As part of the Uneconomics series I'm editing for openDemocracy, I've interviewed the much-acclaimed Andy Haldane of the Bank of England. You can read the interview here.
Much of what he said will be familiar to those who have followed his speeches or read this piece for the London Review of Books. The thrust of it is that institutional systems (such as the banking system) can become locked into certain paths, which are self-reinforcing, and then very difficult to break out of. There is then a role for policy-makers in seeking to understand how such a system came about historically, in the hope of understanding how it might be disentangled. This piece of mine was partly influenced by what I'd read of Haldane.

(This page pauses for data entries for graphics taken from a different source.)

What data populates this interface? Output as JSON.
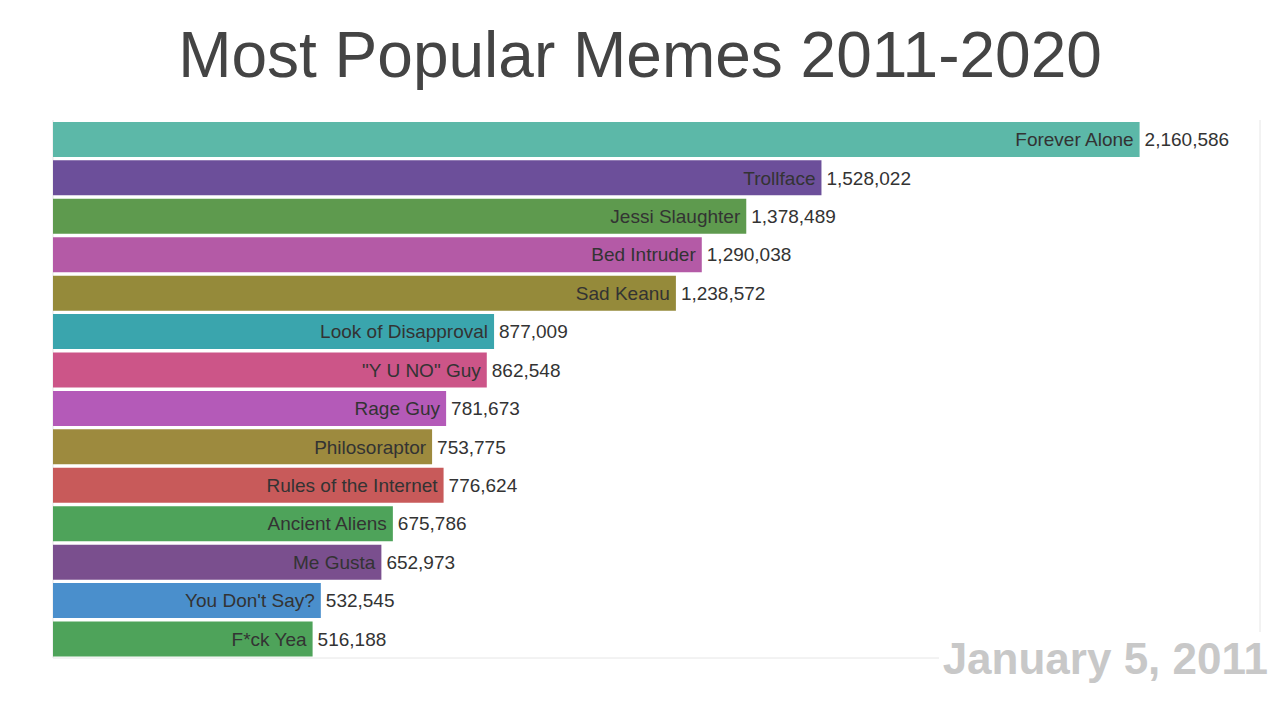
{
  "chart_data": {
    "type": "bar",
    "orientation": "horizontal",
    "title": "Most Popular Memes 2011-2020",
    "annotation": "January 5, 2011",
    "categories": [
      "Forever Alone",
      "Trollface",
      "Jessi Slaughter",
      "Bed Intruder",
      "Sad Keanu",
      "Look of Disapproval",
      "\"Y U NO\" Guy",
      "Rage Guy",
      "Philosoraptor",
      "Rules of the Internet",
      "Ancient Aliens",
      "Me Gusta",
      "You Don't Say?",
      "F*ck Yea"
    ],
    "values": [
      2160586,
      1528022,
      1378489,
      1290038,
      1238572,
      877009,
      862548,
      781673,
      753775,
      776624,
      675786,
      652973,
      532545,
      516188
    ],
    "value_labels": [
      "2,160,586",
      "1,528,022",
      "1,378,489",
      "1,290,038",
      "1,238,572",
      "877,009",
      "862,548",
      "781,673",
      "753,775",
      "776,624",
      "675,786",
      "652,973",
      "532,545",
      "516,188"
    ],
    "colors": [
      "#5cb8a8",
      "#6c4f9a",
      "#5e9a4e",
      "#b45aa6",
      "#958a3a",
      "#3aa5ad",
      "#cc5588",
      "#b45ab8",
      "#9d8a3e",
      "#c85a5a",
      "#4ea35a",
      "#7a4f8e",
      "#4a8fcc",
      "#4ea35a"
    ],
    "xlim": [
      0,
      2400000
    ],
    "xticks": [
      0,
      500000,
      1000000,
      1500000,
      2000000
    ],
    "grid": true,
    "data_labels": true,
    "tick_labels": false
  }
}
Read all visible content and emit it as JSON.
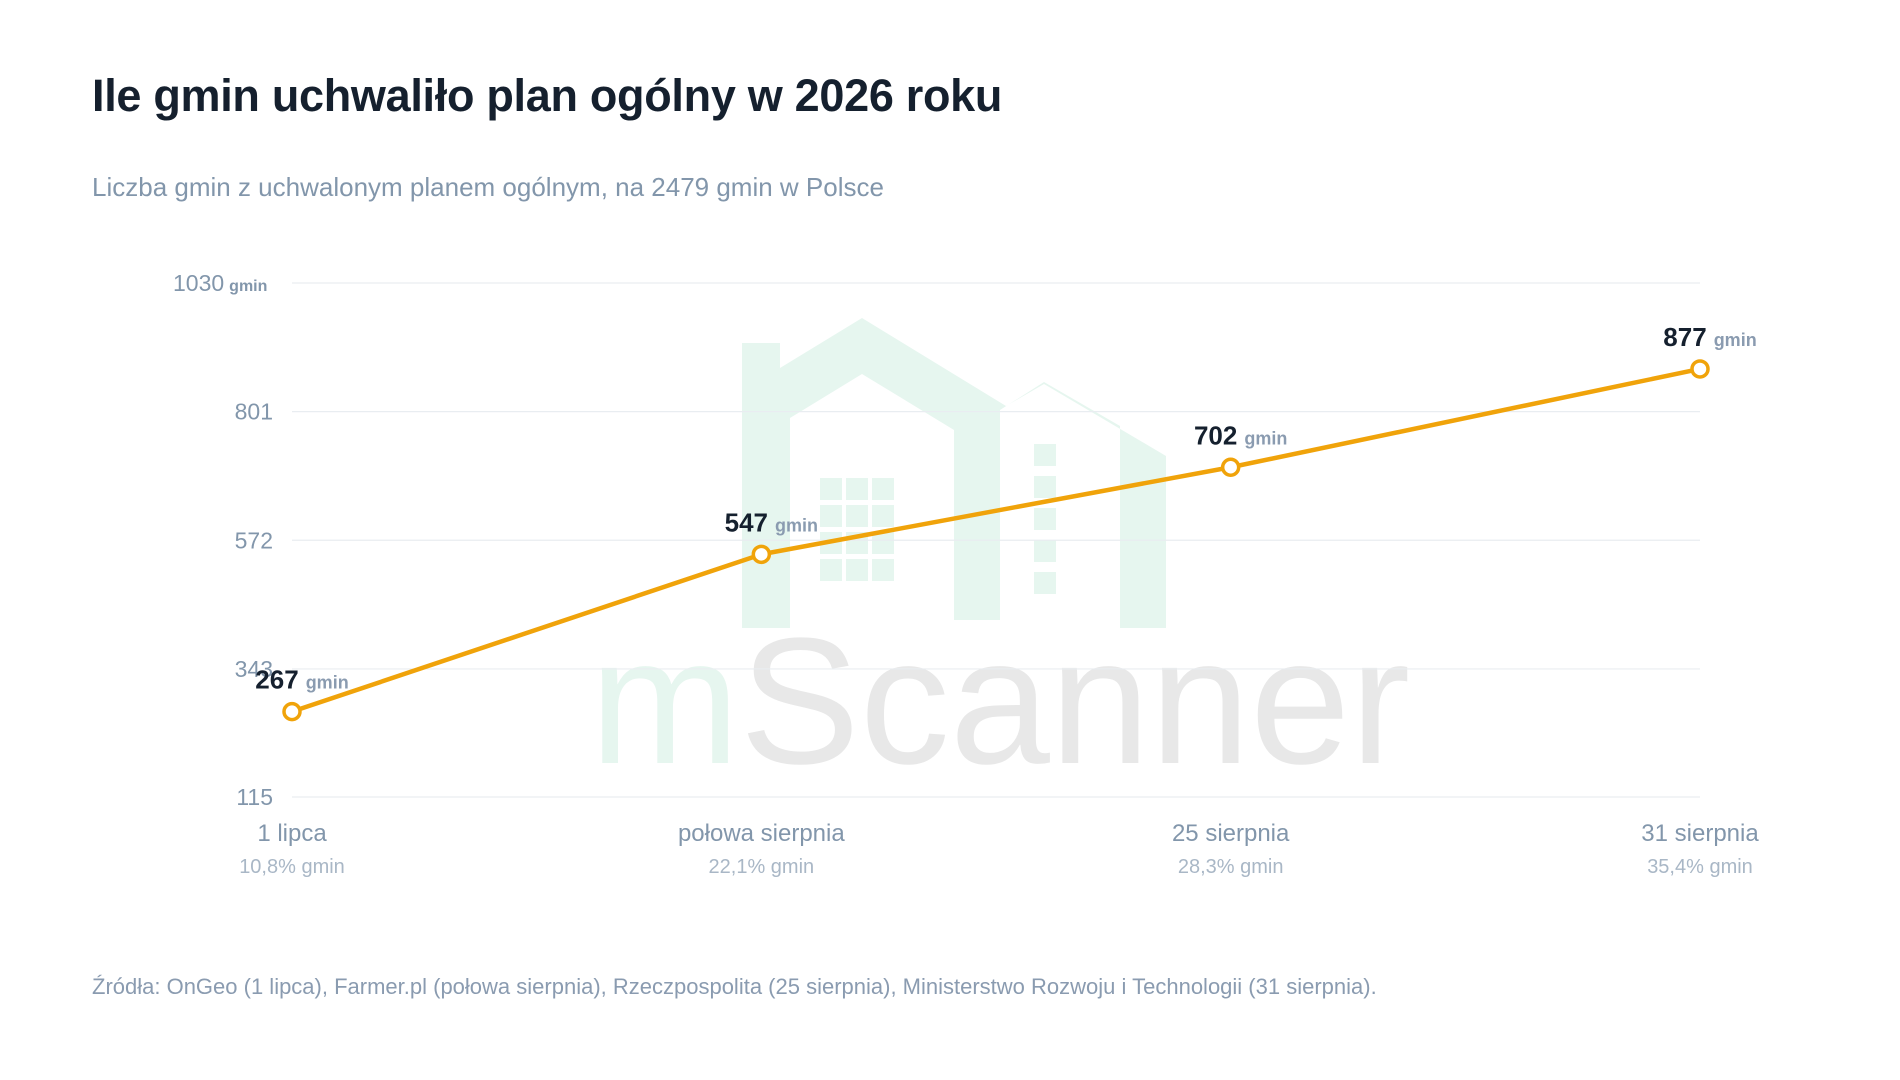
{
  "header": {
    "title": "Ile gmin uchwaliło plan ogólny w 2026 roku",
    "subtitle": "Liczba gmin z uchwalonym planem ogólnym, na 2479 gmin w Polsce"
  },
  "watermark": {
    "text_m": "m",
    "text_rest": "Scanner",
    "color_green": "#e6f6ef",
    "color_gray": "#e8e8e8"
  },
  "colors": {
    "line": "#f0a30a",
    "grid": "#e9edf1",
    "point_fill": "#ffffff"
  },
  "chart_data": {
    "type": "line",
    "title": "Ile gmin uchwaliło plan ogólny w 2026 roku",
    "subtitle": "Liczba gmin z uchwalonym planem ogólnym, na 2479 gmin w Polsce",
    "categories": [
      "1 lipca",
      "połowa sierpnia",
      "25 sierpnia",
      "31 sierpnia"
    ],
    "category_sublabels": [
      "10,8% gmin",
      "22,1% gmin",
      "28,3% gmin",
      "35,4% gmin"
    ],
    "values": [
      267,
      547,
      702,
      877
    ],
    "value_unit": "gmin",
    "yticks": [
      115,
      343,
      572,
      801,
      1030
    ],
    "ytick_top_unit": "gmin",
    "ylim": [
      115,
      1030
    ],
    "grid": true,
    "legend": "none"
  },
  "footer": {
    "source": "Źródła: OnGeo (1 lipca), Farmer.pl (połowa sierpnia), Rzeczpospolita (25 sierpnia), Ministerstwo Rozwoju i Technologii (31 sierpnia)."
  }
}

A critique one might make of Haldane is that of all the traditions of heterodox economics that are out there, this one is the most politically inert (of course that's also what gives him the freedom to develop it, from a senior position within a central bank). It lets a lot of people off a lot of hooks. As he states in the interview, nobody deliberately rigged this system to work so badly; nobody takes bad decisions deliberately or for consciously bad reasons. But how true is this? What is going on when the City of London provides 51% of all Conservative Party funding?
I had more questions for Haldane than I was able to ask in the time available. But I now regret not asking him about lobbying, which is a conscious effort to leave a certain 'evolutionary equilibrium' intact, and prevent a new one arising. It seems that this effort to fuse the state and the economic status quo (focused on by Colin Crouch in his book) that is most problematic for Haldane's systems-evolutionary perspective.
Update: The Telegraph have covered the interview, suggesting - a little implausibly - that this interview might land Haldane in trouble with Mervyn King.